Album Review: Suuns and Jerusalem In My Heart

Album Reviews
Gerrit Feenstra

The best collaboration projects seem to happen effortlessly. When two masters of their craft come together, both bringing all their respective elements to the table and begin mixing them, oftentimes, they end up with a heterogenous mixture, swinging unevenly between two opposing poles. Some pieces weigh heavily on the side of one artist, while others fall to the second. Thus, the supposed "collaboration" at hand is just a piecemeal effort to forcibly combine two animals that don't belong together. All of the above describes most collaboration projects, but none of it describes what we're given this week from the Montreal team up of Suuns and Jerusalem In My Heart. Last time we saw Suuns, they were painting dystopian Images Du Futur, mixing dark electronic textures with a gritty rock sound for maximum impact. Meanwhile, Radwan Ghazi Moumneh has been expanding his sonic and visual explorations as Jerusalem In My Heart in bigger and braver ways. A champion sonic engineer with a knack for dark ambient textures, Moumneh travels through the year between Montreal, Beirut, and Lebanon, integrating a fascinating mixture of landscapes and cultures into his work. But together, instead of piecing their sounds together side by side, Suuns and Jerusalem In My Heart have made something entirely new, and it is incredible. Almost entirely instrumental, clocking in at about 36 minutes of visceral, vivacious experimental rock, Suuns and Jerusalem In My Heart takes the work of both groups to new heights, and soundtracks a film that exists only in a world apart.

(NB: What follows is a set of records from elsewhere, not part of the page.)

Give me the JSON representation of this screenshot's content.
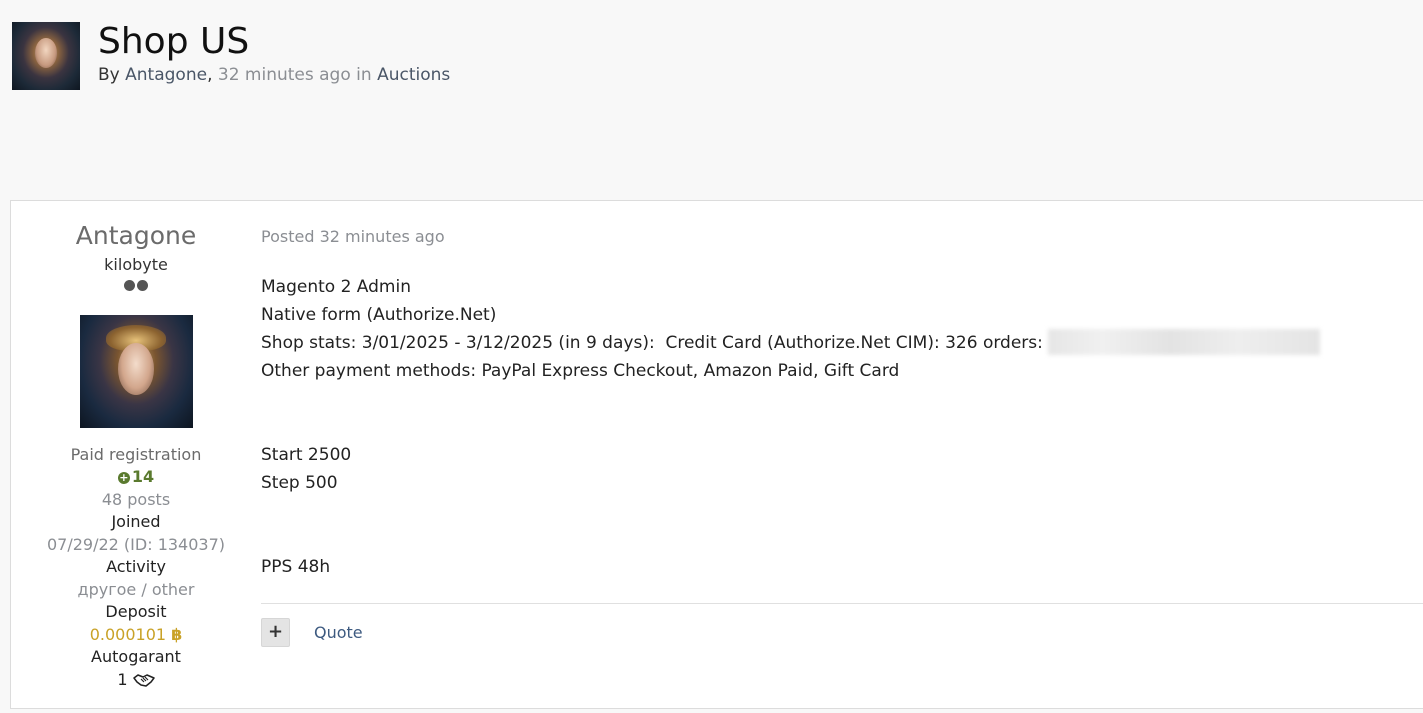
{
  "topic": {
    "title": "Shop US",
    "meta_by": "By",
    "author": "Antagone",
    "comma": ",",
    "time_ago": "32 minutes ago",
    "in_text": "in",
    "forum": "Auctions"
  },
  "author_panel": {
    "name": "Antagone",
    "rank": "kilobyte",
    "rank_dots": 2,
    "group": "Paid registration",
    "reputation": "14",
    "posts": "48 posts",
    "joined_label": "Joined",
    "joined_value": "07/29/22 (ID: 134037)",
    "activity_label": "Activity",
    "activity_value": "другое / other",
    "deposit_label": "Deposit",
    "deposit_value": "0.000101",
    "deposit_icon": "bitcoin-icon",
    "autogarant_label": "Autogarant",
    "autogarant_value": "1",
    "autogarant_icon": "handshake-icon"
  },
  "post": {
    "posted": "Posted 32 minutes ago",
    "lines": [
      "Magento 2 Admin",
      "Native form (Authorize.Net)",
      "Shop stats: 3/01/2025 - 3/12/2025 (in 9 days):  Credit Card (Authorize.Net CIM): 326 orders: ",
      "Other payment methods: PayPal Express Checkout, Amazon Paid, Gift Card",
      "",
      "",
      "Start 2500",
      "Step 500",
      "",
      "",
      "PPS 48h"
    ],
    "plus_label": "+",
    "quote_label": "Quote"
  },
  "colors": {
    "background": "#f8f8f8",
    "reputation": "#5a7a2e",
    "deposit": "#c9a227",
    "link": "#3d5a80",
    "muted": "#8b8e93"
  }
}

What's most puzzling about this project is how well the two bands have integrated their sounds and approaches. Take "Seif" for instance. Here, Moumneh introduces the track with a haunting hook, heavy with Lebanese influence, before Suuns enter with the percussion and give the hook a rhythm that almost feels like the dirge hip-hop they visited on tracks like "2020". Overlaying the hook with synthesizers and chaotic guitar, the track maintains its Lebanese heart while becoming a western electronic masterpiece. It's in the final half minute of the song when the strong 4/4 bass beat drops where the line between Jerusalem In My Heart and Suuns disappears completely. A similar formula is followed on "Metal", where the central hook maintains an eastern air about it, while the texturing hails to the Montreal roots of both bands. Finally, this mixture of east and west is perfected on "3attem Babey", where a rapturous intro vocal hook is cut and morphed into an absolute burner of a Suuns track. This cyclical variations on a theme piece scorches the earth for almost nine minutes, alone making up almost a quarter of the record time. It's tracks like this where we could see Suuns and Jerusalem In My Heart being an ongoing project with live shows incorporated full time. Given Moumneh's track record for incredibly captivating live A/V, "3attem Babey" would become a pinnacle in his sets.

Elsewhere, Moumneh brings less world music influence and puts on the hat of the sonic engineer, bending and twisting and expanding the Suuns sound to become more ambient and atmospheric while still retaining the driving immediacy we've come to love from them. Both the album's lead single "Gazelles In Flight" and the album opener "2amoutu I7tirakan" operate on the same wavelength, bouncing uneven percussion and drum machines around oscillating synthesizer melodies. "Gazelles In Flight" has notes of Philip Glass at its heart, moving about sporadically, while maintaining a heavy-hearted spirit throughout. Meanwhile, "2amoutu I7tirakan" plays the part of the opening credits, building immense amounts of anticipation over six minutes and exploring all kinds of lush, vibrant terrain. The most Suuns-esque track on the record by far is "In Touch", which feels like a more ambient, self-assured follow up to the moody creepiness of Images Du Futur. Only here and in the third quarter interlude of "Leyla" do we hear Ben Shemie's vocals so forward. As the synth and bass drum beat forward, naked guitar doubles Shemie as he sings "Lord, you're strange... Lord, lord, you've changed". It's all wonderfully moody, unsettling stuff, and some of the best stuff we've heard from Suuns yet. Together with Jerusalem In My Heart, they make this collaboration project a worthy and memorable addition to their excellent discography.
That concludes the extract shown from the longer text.